私とオリフの店は完全に焼け落ち、なくなっていた。知り合いが私たちに気づいて、無事を喜んでから、慰めてくれる。オリフは特に気にした様子もなく、ニコニコと笑っている。私にはとても、そんな真似はできなかった。
「またどこかで店をやるのかな」
二人だけになってから、焼け残りを前にしてオリフが言った。
「そんなの、アルカラッドに聞きなよ」
「結構、面白かったから、またやりたいかな。アンナは?」
私の中で答えははっきりしていた。
「二度とやらない」
そうか、とオリフが呟き、焼け跡に踏み込むと、そこにあるものを検め始めた。何も見つかるわけない。全てが燃やされた。
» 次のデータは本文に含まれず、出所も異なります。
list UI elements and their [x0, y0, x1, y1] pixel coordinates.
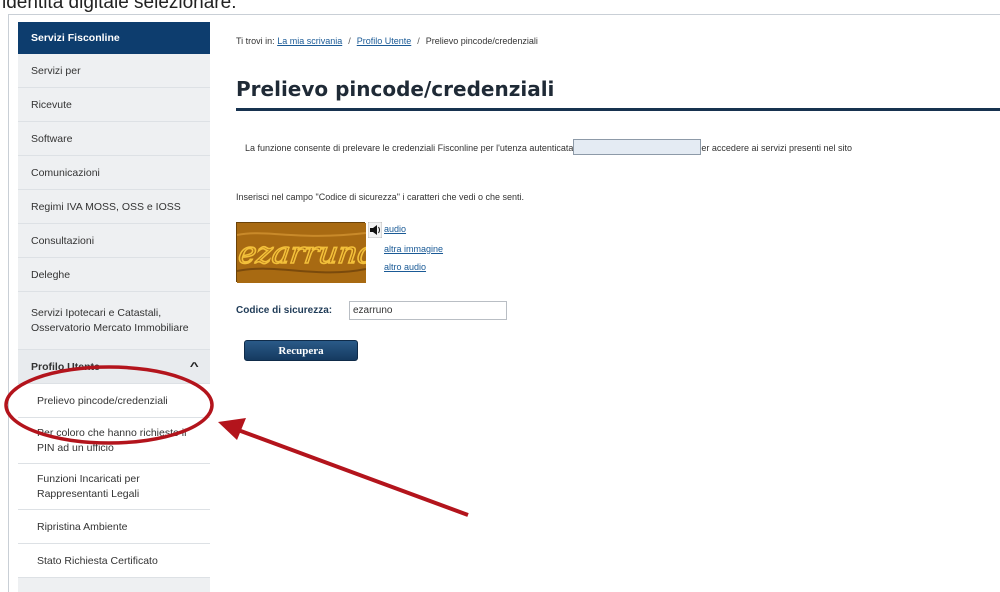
- arrow-head-icon: [218, 418, 246, 440]
- sidebar-item-regimi-iva[interactable]: Regimi IVA MOSS, OSS e IOSS: [18, 190, 210, 224]
- svg-text:ezarruno: ezarruno: [237, 236, 366, 271]
- frame-border-left: [8, 14, 9, 592]
- frame-border-top: [8, 14, 1000, 15]
- breadcrumb-link-profilo[interactable]: Profilo Utente: [357, 36, 412, 46]
- intro-text: La funzione consente di prelevare le cre…: [245, 139, 852, 155]
- sidebar-group-profilo-utente[interactable]: Profilo Utente ^: [18, 350, 210, 384]
- breadcrumb-link-scrivania[interactable]: La mia scrivania: [277, 36, 342, 46]
- breadcrumb: Ti trovi in: La mia scrivania / Profilo Ut…: [236, 36, 538, 46]
- captcha-distorted-text: ezarruno: [235, 223, 379, 283]
- sidebar-subitem-ripristina-ambiente[interactable]: Ripristina Ambiente: [18, 510, 210, 544]
- sidebar-subitem-pin-ufficio[interactable]: Per coloro che hanno richiesto il PIN ad…: [18, 418, 210, 464]
- sidebar-item-software[interactable]: Software: [18, 122, 210, 156]
- sidebar: Servizi Fisconline Servizi per Ricevute …: [18, 22, 210, 592]
- breadcrumb-current: Prelievo pincode/credenziali: [425, 36, 538, 46]
- captcha-instructions: Inserisci nel campo "Codice di sicurezza…: [236, 192, 525, 202]
- other-image-link[interactable]: altra immagine: [384, 244, 443, 254]
- page-title: Prelievo pincode/credenziali: [236, 77, 555, 101]
- captcha-image: ezarruno: [235, 222, 379, 283]
- security-code-input[interactable]: [349, 301, 507, 320]
- sidebar-subitem-funzioni-incaricati[interactable]: Funzioni Incaricati per Rappresentanti L…: [18, 464, 210, 510]
- security-code-label: Codice di sicurezza:: [236, 305, 333, 316]
- arrow-shaft: [237, 428, 469, 517]
- sidebar-item-servizi-per[interactable]: Servizi per: [18, 54, 210, 88]
- sidebar-item-deleghe[interactable]: Deleghe: [18, 258, 210, 292]
- sidebar-item-ricevute[interactable]: Ricevute: [18, 88, 210, 122]
- other-audio-link[interactable]: altro audio: [384, 262, 426, 272]
- sidebar-subitem-prelievo-pincode[interactable]: Prelievo pincode/credenziali: [18, 384, 210, 418]
- title-divider: [236, 108, 1000, 111]
- chevron-up-icon: ^: [189, 360, 199, 373]
- sidebar-subitem-stato-certificato[interactable]: Stato Richiesta Certificato: [18, 544, 210, 578]
- redacted-username: [573, 139, 702, 155]
- audio-link[interactable]: audio: [384, 224, 406, 234]
- speaker-icon[interactable]: [368, 222, 382, 238]
- recupera-button[interactable]: Recupera: [244, 340, 358, 361]
- sidebar-item-servizi-ipotecari[interactable]: Servizi Ipotecari e Catastali, Osservato…: [18, 292, 210, 350]
- sidebar-header[interactable]: Servizi Fisconline: [18, 22, 210, 54]
- top-caption: identità digitale selezionare:: [2, 0, 237, 13]
- sidebar-item-comunicazioni[interactable]: Comunicazioni: [18, 156, 210, 190]
- sidebar-item-consultazioni[interactable]: Consultazioni: [18, 224, 210, 258]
私たちにそんなことをして、ただで済むと思ってもらっちゃ困るな。
私の中には、怒りと憎しみがあった。
アルカラッドだって、それを否定し、消すことはできないだろう。
どこの誰かは知らないが、自分がやったことの責任を、負わせてやる。
龍でも、神でもない、人間である私が。
卑怯じゃないだろう。人間が人間に、やり返すだけだ。
オリフが地面から何かを拾い上げ、光にかざしていた。